Here we disclose the hydrothermal characteristics of nanofluids transportation by a curved stretching surface. The curve sheet is assumed to stretch in a circular shape. Energy communication is developed by employing thermodynamic first law. Thermal radiation, Joule heating, and dissipation are addressed. Passive and active controls of nanoparticles at surface subject to thermophoresis and Brownian diffusion are incorporated. The nanoparticles are immersed in a base solution of water (liquid Di-Hydrogen Mono-Oxide) to scrutinize the thermal and solutal diffusion. The physical feature of irreversibility exploration is addressed. Furthermore, the first-order chemical reaction is examined. Suitable transformations reduces PDEs into the ordinary differential systems.
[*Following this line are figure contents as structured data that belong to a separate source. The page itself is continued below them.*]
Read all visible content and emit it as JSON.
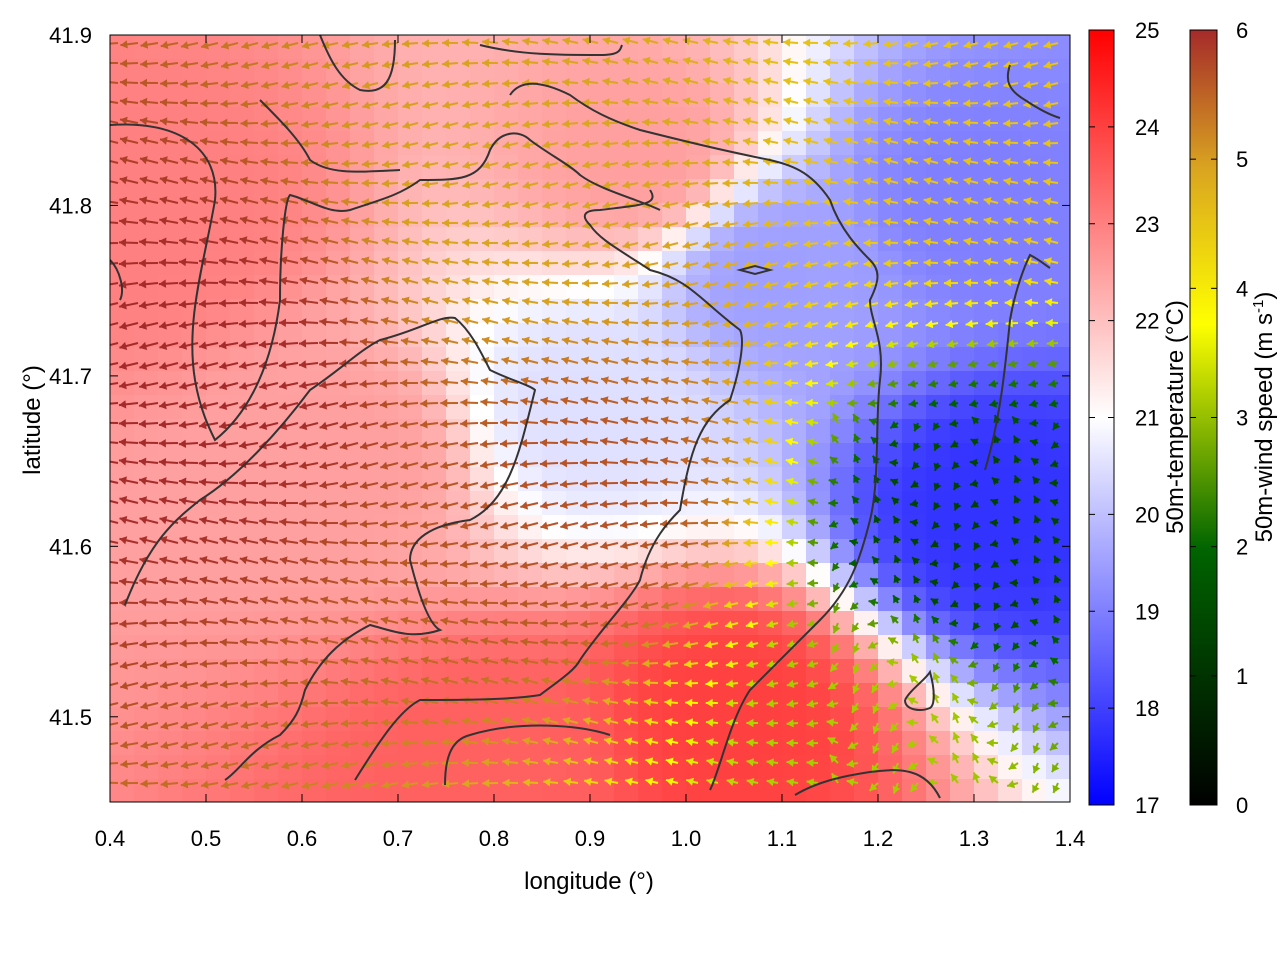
{
  "chart_data": {
    "type": "heatmap",
    "title": "",
    "xlabel": "longitude (°)",
    "ylabel": "latitude (°)",
    "xlim": [
      0.4,
      1.4
    ],
    "ylim": [
      41.45,
      41.9
    ],
    "xticks": [
      "0.4",
      "0.5",
      "0.6",
      "0.7",
      "0.8",
      "0.9",
      "1.0",
      "1.1",
      "1.2",
      "1.3",
      "1.4"
    ],
    "yticks": [
      "41.5",
      "41.6",
      "41.7",
      "41.8",
      "41.9"
    ],
    "xtick_values": [
      0.4,
      0.5,
      0.6,
      0.7,
      0.8,
      0.9,
      1.0,
      1.1,
      1.2,
      1.3,
      1.4
    ],
    "ytick_values": [
      41.5,
      41.6,
      41.7,
      41.8,
      41.9
    ],
    "layers": [
      "filled temperature field",
      "wind vectors colored by speed",
      "terrain contour lines"
    ],
    "temperature_colorbar": {
      "label": "50m-temperature (°C)",
      "range": [
        17,
        25
      ],
      "ticks": [
        "17",
        "18",
        "19",
        "20",
        "21",
        "22",
        "23",
        "24",
        "25"
      ],
      "tick_values": [
        17,
        18,
        19,
        20,
        21,
        22,
        23,
        24,
        25
      ],
      "colors": [
        "#0000ff",
        "#ffffff",
        "#ff0000"
      ]
    },
    "wind_colorbar": {
      "label": "50m-wind speed (m s",
      "label_sup": "-1",
      "label_end": ")",
      "range": [
        0,
        6
      ],
      "ticks": [
        "0",
        "1",
        "2",
        "3",
        "4",
        "5",
        "6"
      ],
      "tick_values": [
        0,
        1,
        2,
        3,
        4,
        5,
        6
      ],
      "colors": [
        "#000000",
        "#006400",
        "#ffff00",
        "#daa520",
        "#a52a2a"
      ]
    },
    "temperature_hotspots": [
      {
        "lon": 0.45,
        "lat": 41.8,
        "value": 23.0
      },
      {
        "lon": 0.65,
        "lat": 41.65,
        "value": 22.5
      },
      {
        "lon": 0.95,
        "lat": 41.83,
        "value": 22.5
      },
      {
        "lon": 1.05,
        "lat": 41.5,
        "value": 24.0
      },
      {
        "lon": 0.8,
        "lat": 41.47,
        "value": 23.5
      },
      {
        "lon": 1.32,
        "lat": 41.62,
        "value": 17.8
      },
      {
        "lon": 1.3,
        "lat": 41.8,
        "value": 19.0
      },
      {
        "lon": 1.1,
        "lat": 41.76,
        "value": 19.5
      },
      {
        "lon": 0.9,
        "lat": 41.68,
        "value": 20.5
      }
    ],
    "wind_speed_regions": [
      {
        "lon": 0.5,
        "lat": 41.7,
        "value": 6.0
      },
      {
        "lon": 0.9,
        "lat": 41.62,
        "value": 5.5
      },
      {
        "lon": 0.85,
        "lat": 41.8,
        "value": 4.5
      },
      {
        "lon": 1.3,
        "lat": 41.6,
        "value": 1.0
      },
      {
        "lon": 1.2,
        "lat": 41.5,
        "value": 2.5
      },
      {
        "lon": 1.3,
        "lat": 41.85,
        "value": 4.0
      }
    ],
    "wind_direction": "mostly westward (east to west) over the western half; weak and variable in the south-east"
  }
}
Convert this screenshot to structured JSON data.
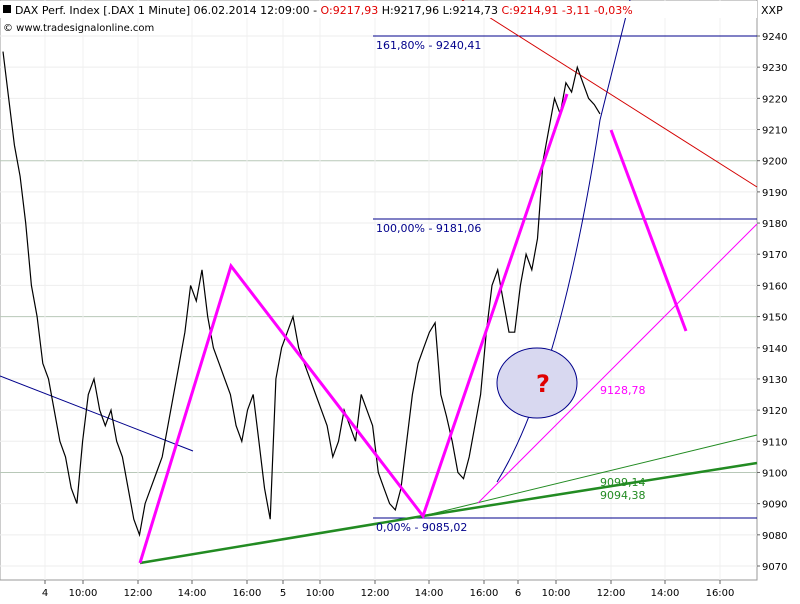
{
  "header": {
    "symbol": "DAX Perf. Index [.DAX  1 Minute] 06.02.2014 12:09:00 - ",
    "open": "O:9217,93",
    "high": " H:9217,96",
    "low": " L:9214,73 ",
    "close": "C:9214,91 -3,11 -0,03%",
    "watermark": "© www.tradesignalonline.com",
    "axis_unit": "XXP"
  },
  "colors": {
    "price": "#000000",
    "magenta": "#ff00ff",
    "fib": "#00008b",
    "green": "#228b22",
    "red_trend": "#d40000",
    "neg": "#e00000",
    "grid": "#d8d8d8"
  },
  "chart_data": {
    "type": "line",
    "ylim": [
      9065,
      9250
    ],
    "y_ticks": [
      "9070",
      "9080",
      "9090",
      "9100",
      "9110",
      "9120",
      "9130",
      "9140",
      "9150",
      "9160",
      "9170",
      "9180",
      "9190",
      "9200",
      "9210",
      "9220",
      "9230",
      "9240"
    ],
    "x_ticks": [
      "4",
      "10:00",
      "12:00",
      "14:00",
      "16:00",
      "5",
      "10:00",
      "12:00",
      "14:00",
      "16:00",
      "6",
      "10:00",
      "12:00",
      "14:00",
      "16:00"
    ],
    "series": [
      {
        "values": [
          9235,
          9220,
          9205,
          9195,
          9180,
          9160,
          9150,
          9135,
          9130,
          9120,
          9110,
          9105,
          9095,
          9090,
          9110,
          9125,
          9130,
          9120,
          9115,
          9120,
          9110,
          9105,
          9095,
          9085,
          9080,
          9090,
          9095,
          9100,
          9105,
          9115,
          9125,
          9135,
          9145,
          9160,
          9155,
          9165,
          9150,
          9140,
          9135,
          9130,
          9125,
          9115,
          9110,
          9120,
          9125,
          9110,
          9095,
          9085,
          9130,
          9140,
          9145,
          9150,
          9140,
          9135,
          9130,
          9125,
          9120,
          9115,
          9105,
          9110,
          9120,
          9115,
          9110,
          9125,
          9120,
          9115,
          9100,
          9095,
          9090,
          9088,
          9095,
          9110,
          9125,
          9135,
          9140,
          9145,
          9148,
          9125,
          9118,
          9110,
          9100,
          9098,
          9105,
          9115,
          9125,
          9145,
          9160,
          9165,
          9155,
          9145,
          9145,
          9160,
          9170,
          9165,
          9175,
          9200,
          9210,
          9220,
          9215,
          9225,
          9222,
          9230,
          9225,
          9220,
          9218,
          9215
        ]
      }
    ],
    "annotations": {
      "fib_161": "161,80% - 9240,41",
      "fib_100": "100,00% - 9181,06",
      "fib_0": "0,00% - 9085,02",
      "pink_target": "9128,78",
      "green_1": "9099,14",
      "green_2": "9094,38",
      "question": "?"
    }
  }
}
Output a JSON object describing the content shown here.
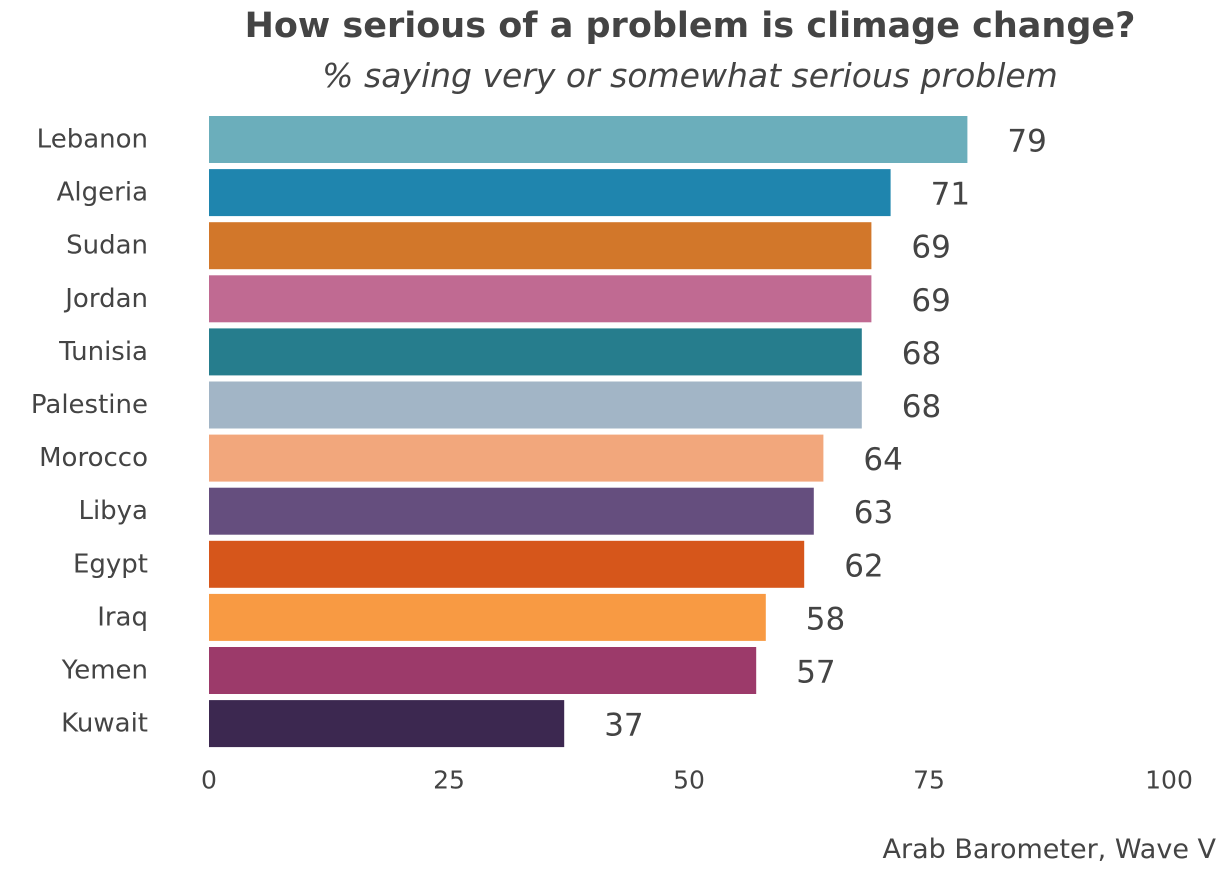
{
  "colors": {
    "text": "#444444",
    "background": "#ffffff"
  },
  "chart_data": {
    "type": "bar",
    "orientation": "horizontal",
    "title": "How serious of a problem is climage change?",
    "subtitle": "% saying very or somewhat serious problem",
    "source": "Arab Barometer, Wave V",
    "categories": [
      "Lebanon",
      "Algeria",
      "Sudan",
      "Jordan",
      "Tunisia",
      "Palestine",
      "Morocco",
      "Libya",
      "Egypt",
      "Iraq",
      "Yemen",
      "Kuwait"
    ],
    "values": [
      79,
      71,
      69,
      69,
      68,
      68,
      64,
      63,
      62,
      58,
      57,
      37
    ],
    "bar_colors": [
      "#6BAEBB",
      "#1F85AE",
      "#D2772A",
      "#C06A92",
      "#267D8D",
      "#A2B5C6",
      "#F2A77C",
      "#654E7E",
      "#D6561B",
      "#F89A43",
      "#9C3A6A",
      "#3C2850"
    ],
    "xlim": [
      0,
      100
    ],
    "xticks": [
      0,
      25,
      50,
      75,
      100
    ],
    "xlabel": "",
    "ylabel": "",
    "grid": false,
    "legend": "none"
  }
}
Newton built-in shooting technique is used to construct the convergent solution. Noticeable behaviors of influential parameters on velocity, concentration, entropy rate and temperature are studied graphically. Surface drag force and mass and heat transfer rates are numerically computed versus several variables through tables. Velocity and temperature are augmented against the curvature parameter. Brownian diffusion and thermophoresis parameters have increasing behavior on temperature. An increment in radiation parameter enhances the entropy rate. Entropy optimization is augmented versus larger approximation of curvature parameter.